Et s’il y a une chose que tous ces méprisés des citadins de souche ont bien compris, c’est que les ressources du pays leur appartiennent aussi.
L’espace publique faisant partie du bien commun, ils s’en servent légitimement pour trouver leur subsistance, quand ils ont été privés de tout. Alors qu’on ne vienne pas leur demander de se soumettre aux lois et aux règles de vie commune, tant que ceux qui contrôlent les ressources communes n’ont pas appris à les respecter eux-mêmes.
Déguerpissons-les de temps en temps pour feindre de résoudre un problème, sans travailler en amont sur des solutions alternatives durables à leur proposer, et ils reviendront quelques jours plus tard là d’où ils avaient été chassés par une circulaire ministérielle ou un arrêté préfectoral.

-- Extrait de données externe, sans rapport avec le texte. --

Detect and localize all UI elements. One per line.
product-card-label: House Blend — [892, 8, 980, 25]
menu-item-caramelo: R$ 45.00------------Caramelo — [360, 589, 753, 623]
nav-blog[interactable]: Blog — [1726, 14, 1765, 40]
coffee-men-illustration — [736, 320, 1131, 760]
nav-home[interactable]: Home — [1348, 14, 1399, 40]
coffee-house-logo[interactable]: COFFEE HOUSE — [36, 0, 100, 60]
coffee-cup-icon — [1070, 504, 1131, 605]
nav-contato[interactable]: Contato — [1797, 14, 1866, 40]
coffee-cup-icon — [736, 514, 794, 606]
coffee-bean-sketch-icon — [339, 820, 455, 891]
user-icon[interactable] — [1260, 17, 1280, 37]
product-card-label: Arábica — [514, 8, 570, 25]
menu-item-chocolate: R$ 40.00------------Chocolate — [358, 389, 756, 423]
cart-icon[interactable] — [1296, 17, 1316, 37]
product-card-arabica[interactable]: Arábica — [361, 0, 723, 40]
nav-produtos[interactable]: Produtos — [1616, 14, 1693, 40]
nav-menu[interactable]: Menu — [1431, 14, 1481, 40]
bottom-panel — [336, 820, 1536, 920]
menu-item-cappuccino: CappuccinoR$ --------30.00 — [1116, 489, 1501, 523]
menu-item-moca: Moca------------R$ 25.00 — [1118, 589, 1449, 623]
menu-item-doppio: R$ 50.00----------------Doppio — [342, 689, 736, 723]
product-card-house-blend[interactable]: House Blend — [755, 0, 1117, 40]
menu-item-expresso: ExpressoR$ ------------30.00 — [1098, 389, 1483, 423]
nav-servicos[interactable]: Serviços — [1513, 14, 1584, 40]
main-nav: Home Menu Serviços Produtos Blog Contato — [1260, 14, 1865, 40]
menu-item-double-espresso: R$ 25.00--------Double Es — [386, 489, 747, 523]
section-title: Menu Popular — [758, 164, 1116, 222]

Sur le long terme, veillons à ce que des Sénégalais qui ont aujourd’hui 5 ou 10 ans ne deviennent pas de potentiels marchands ambulants dans 15 ans, mais des médecins, des ingénieurs, des avocats, des enseignants… et on aura vider les trottoirs.
On ne peut répéter les mêmes méthodes, encore et encore, et espérer un résultat différent, comme par magie.